Published onJun 01, 2020
Capturing a Pulsar Powering Up

X-ray transients, such as accreting neutron stars, can periodically undergo outbursts. The exact mechanism that causes the onset of outburst is unknown, but it is theorised that these kinds of outbursts are caused by a thermal-viscous instability in the accretion disk. Usually outbursts of accreting neutron stars are caught when the accretion disk has already undergone an instability, and the persistent flux has risen to a threshold detectable by all sky monitors on X-ray space observatories. In this presentation I will present the earliest known combined optical and X-ray monitoring observations of the lead-up and onset of outburst in an accreting neutron star system. We monitored the accretion-powered millisecond pulsar SAX J1808.4-3658 during the lead-up to the August 2019 outburst of the source using the Neil Gehrels Swift Observatory, the 2-m Faulkes Telescope South (at Siding Spring, Australia) and the Las Cumbres Observatory (LCO) network of 1-m robotic telescopes. We began our monitoring program 3 weeks before the outburst officially began, and observed a 12 day delay between the first optical rise and the first X-ray detection of the source. In this presentation I will discuss the implications of a 12 day delay between the optical and X-ray brightening, and relate this to the theory of outburst in soft X-ray transients such as SAX J1808.4-3658, including the disk instability model.
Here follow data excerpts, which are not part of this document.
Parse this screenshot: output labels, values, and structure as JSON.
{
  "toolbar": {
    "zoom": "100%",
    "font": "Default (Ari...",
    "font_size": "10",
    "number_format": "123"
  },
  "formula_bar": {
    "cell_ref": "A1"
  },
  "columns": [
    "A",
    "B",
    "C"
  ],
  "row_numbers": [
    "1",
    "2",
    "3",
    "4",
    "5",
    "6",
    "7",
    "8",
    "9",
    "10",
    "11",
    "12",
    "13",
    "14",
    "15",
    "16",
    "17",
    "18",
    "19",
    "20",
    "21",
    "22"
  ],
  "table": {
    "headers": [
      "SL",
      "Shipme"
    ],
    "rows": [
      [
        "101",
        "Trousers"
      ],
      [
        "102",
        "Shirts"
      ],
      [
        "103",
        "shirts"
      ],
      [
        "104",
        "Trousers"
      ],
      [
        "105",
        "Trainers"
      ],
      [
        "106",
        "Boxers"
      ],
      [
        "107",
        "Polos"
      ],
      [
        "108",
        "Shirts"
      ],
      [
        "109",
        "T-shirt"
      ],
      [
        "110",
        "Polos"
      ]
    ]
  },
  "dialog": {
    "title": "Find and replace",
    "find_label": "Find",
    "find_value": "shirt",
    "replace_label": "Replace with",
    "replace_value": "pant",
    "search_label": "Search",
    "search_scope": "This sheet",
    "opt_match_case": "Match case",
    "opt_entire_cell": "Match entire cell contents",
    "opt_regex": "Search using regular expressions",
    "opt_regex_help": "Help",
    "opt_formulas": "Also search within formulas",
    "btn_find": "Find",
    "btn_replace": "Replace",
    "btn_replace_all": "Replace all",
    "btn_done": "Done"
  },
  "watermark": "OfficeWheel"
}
Optical emission is thought to be produced by either the companion star or the outer disk, and X-ray emission is thought to be produced by the inner disk, where matter from the disk is transferred onto the neutron star. Theoretical calculations using the accretion rate and radius indicate that the viscous timescale of the disk in this system is approximately 12 days, coinciding with the optical to X-ray emission delay we observed.This work provides the earliest multiwavelength observations of an accreting neutron star coming into outburst that we are aware of, and is an important confirmation of the expected delay in optical to X-ray emission during the onset of outburst in soft X-ray transients. It also provides a new early indication of the onset of outburst in X-ray transients.